Ох-хо-хо. Лежит. Валяется. И башка свернута. Собаки, наверное. Вася — Вася! Все же кот, не человек. Живот всегда грязнущий, ляжет — оставит пятно на полу. Одеялко на батарее стирать приходилось. Только настирает — припрется, ляжет. Наказанье, ей-богу.
(А все же дело, забота о живой душе. Много ли ей самой для себя дел переделать?) И не мылся. На улице слякоть, порядочные кошки по полдня после улицы вылизываются. Зою Степанну даже сомнения взяли, так ли? Узнавала. У всех вылизываются. А этот — редко. А то вдруг усядется посреди кухни, вывалит свои причиндалы и чистится. Стыдно смотреть! А сам-то косится так, вроде еще издевается. Ты что, мол, Зоя, чай, не девка, в краску-то бросаться! Вот и Володька, ну точно так же. Она переодевается, он сядет и смотрит, или сам ходит голый, похаживает: «Че отвернулась-то?» А она и не отворачивалась вовсе! А он, кот то есть, на кухне у нее редко рассиживал. Только зимой, когда холодно. Чуть потеплее — фук в форточку, только его и видели! Но что интересно? Как только Нинка приедет, не уходит никуда! Как чует! И ходит, и полеживает, и башкой трется. Семейная идиллия. Показывал, что ли, кто в доме хозяин?
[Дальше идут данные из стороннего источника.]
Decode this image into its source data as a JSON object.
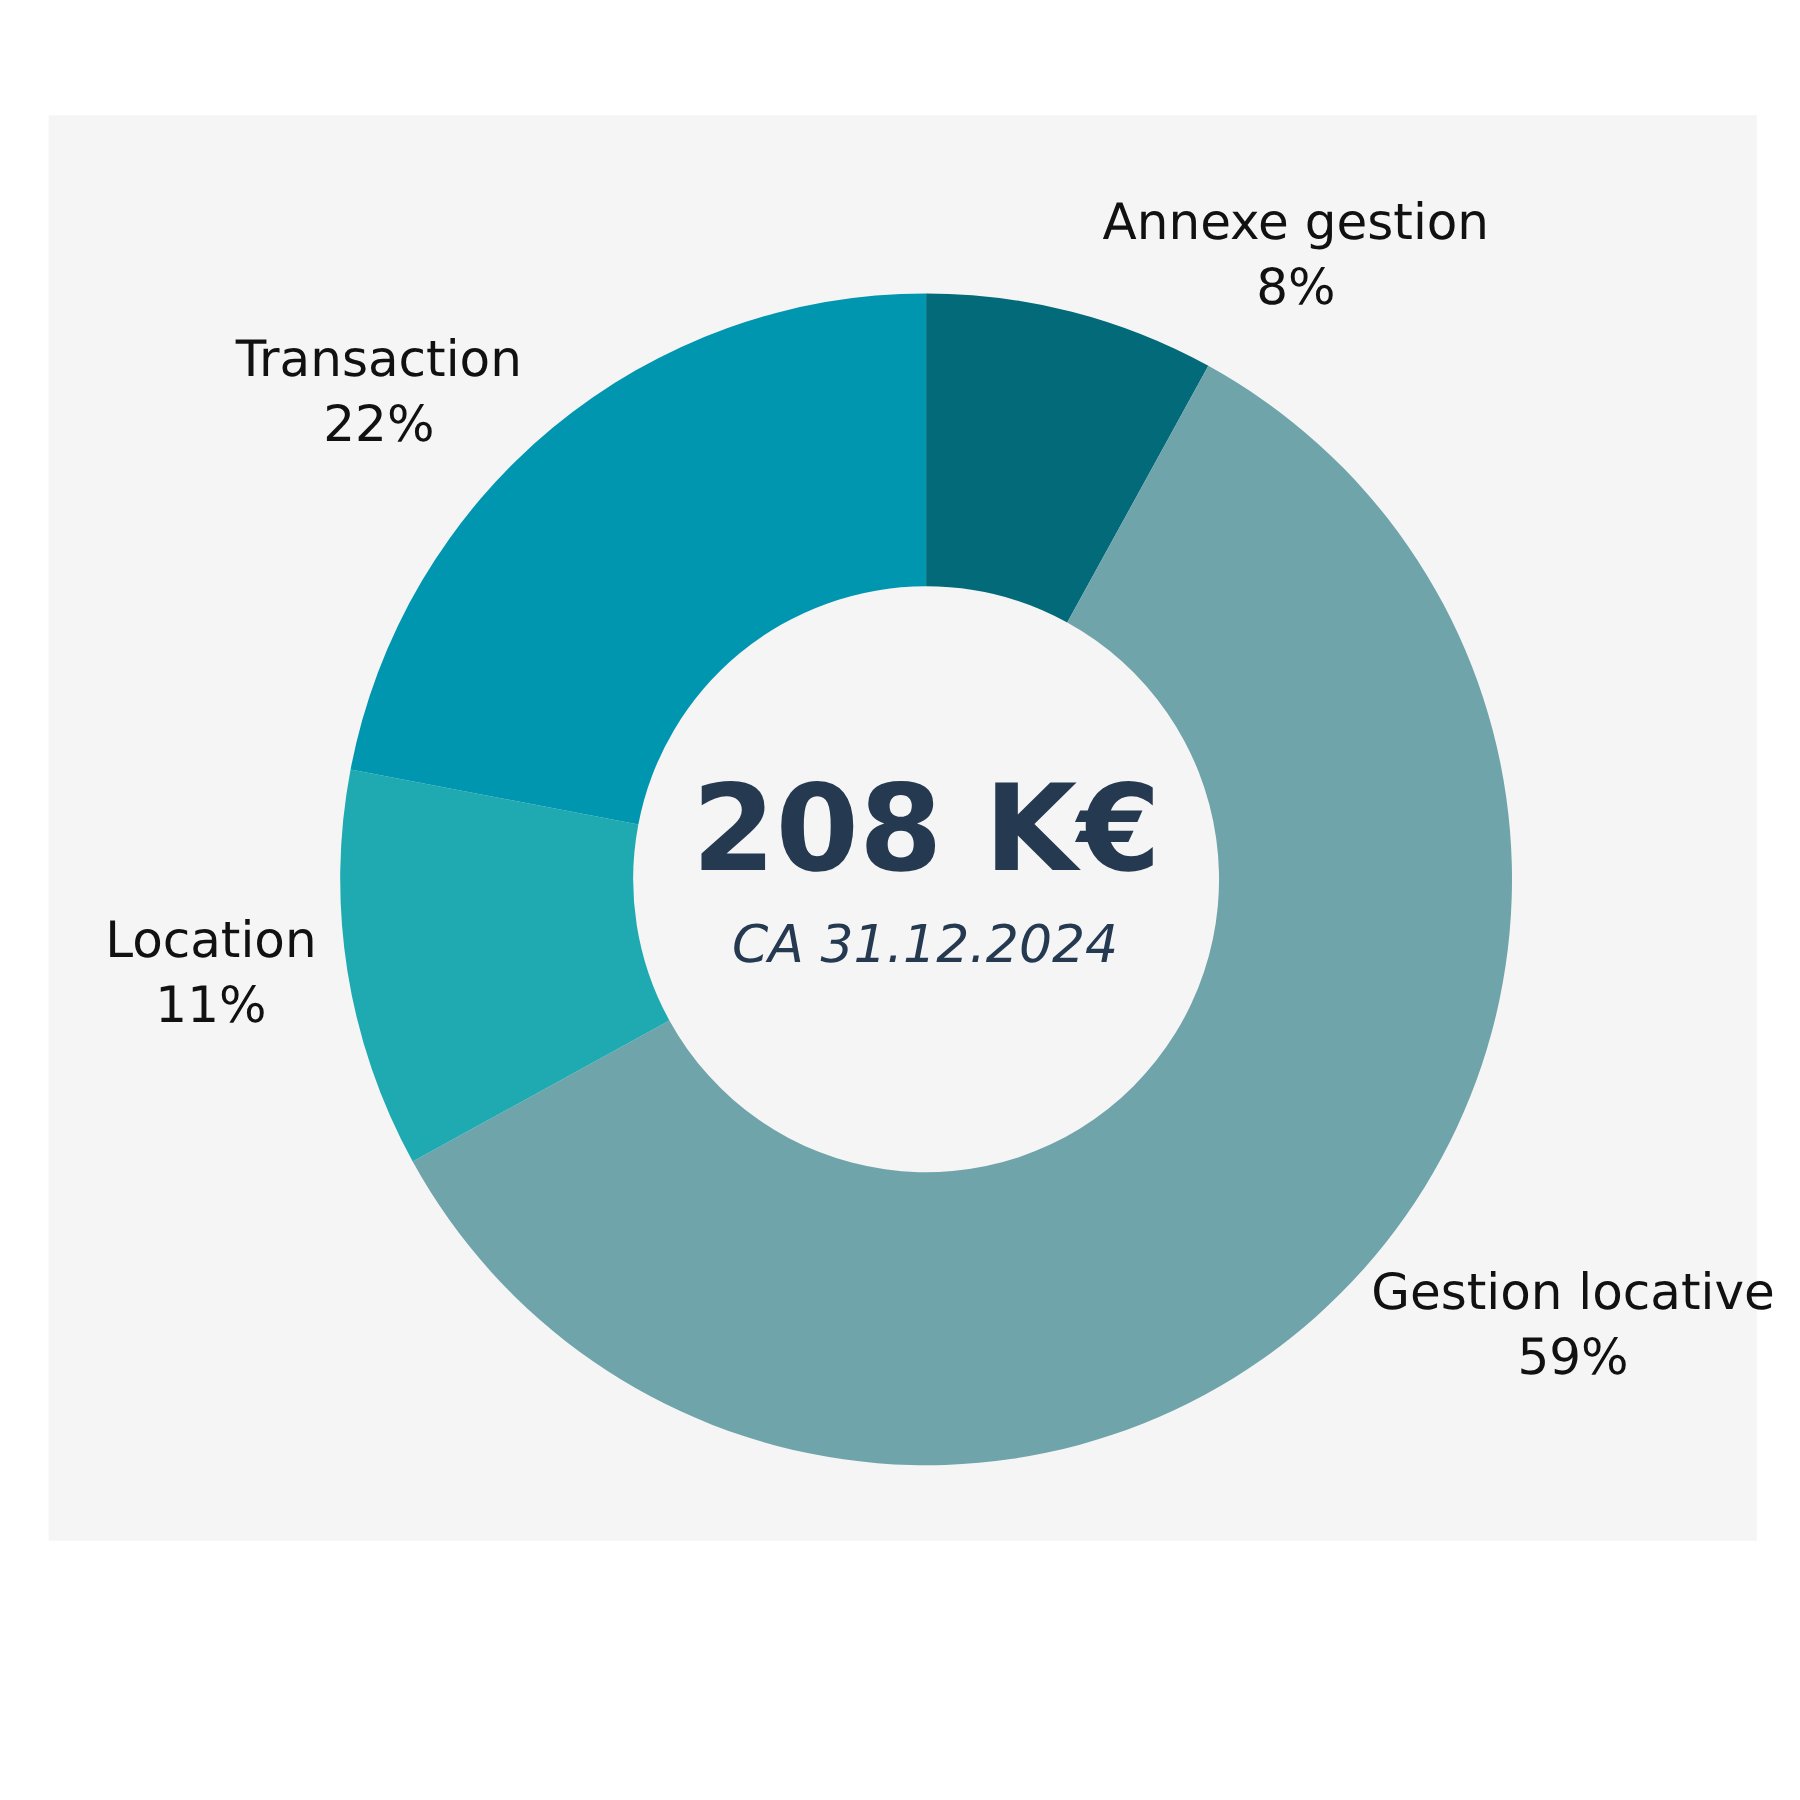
{
  "chart_data": {
    "type": "donut",
    "categories": [
      "Annexe gestion",
      "Gestion locative",
      "Location",
      "Transaction"
    ],
    "values": [
      8,
      59,
      11,
      22
    ],
    "value_labels": [
      "8%",
      "59%",
      "11%",
      "22%"
    ],
    "colors": [
      "#036a7a",
      "#6fa4ab",
      "#1eaab0",
      "#0096b0"
    ],
    "annotations": [
      "208 K€",
      "CA 31.12.2024"
    ]
  }
}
Нинка его шпынять не шпыняла, но не любила. Да его тронь — дороже встанет. Вон когти какие! И опять же (считайте дурой) на Володьку этим сильно смахивает! Нинку, например, в пионерлагерь отправят, живут — душа в душу. Не пьет, вечером дома. Что ни то поделает, ато к Нинке съездят с гостинцем, парочка. Гусь да гагарочка. Но стоит только дочери вернуться домой — в первый же вечер нажирался страшно! До буйства с последующим бесчувствием. До белой горячки. Хоть из дому беги! И плакала, и кричала, и ругалась. По всяким бабкам ездила, на кого денег хватило. И сама потом жалела, что эти деньги растратила, когда нужны стали настоящие лекарства.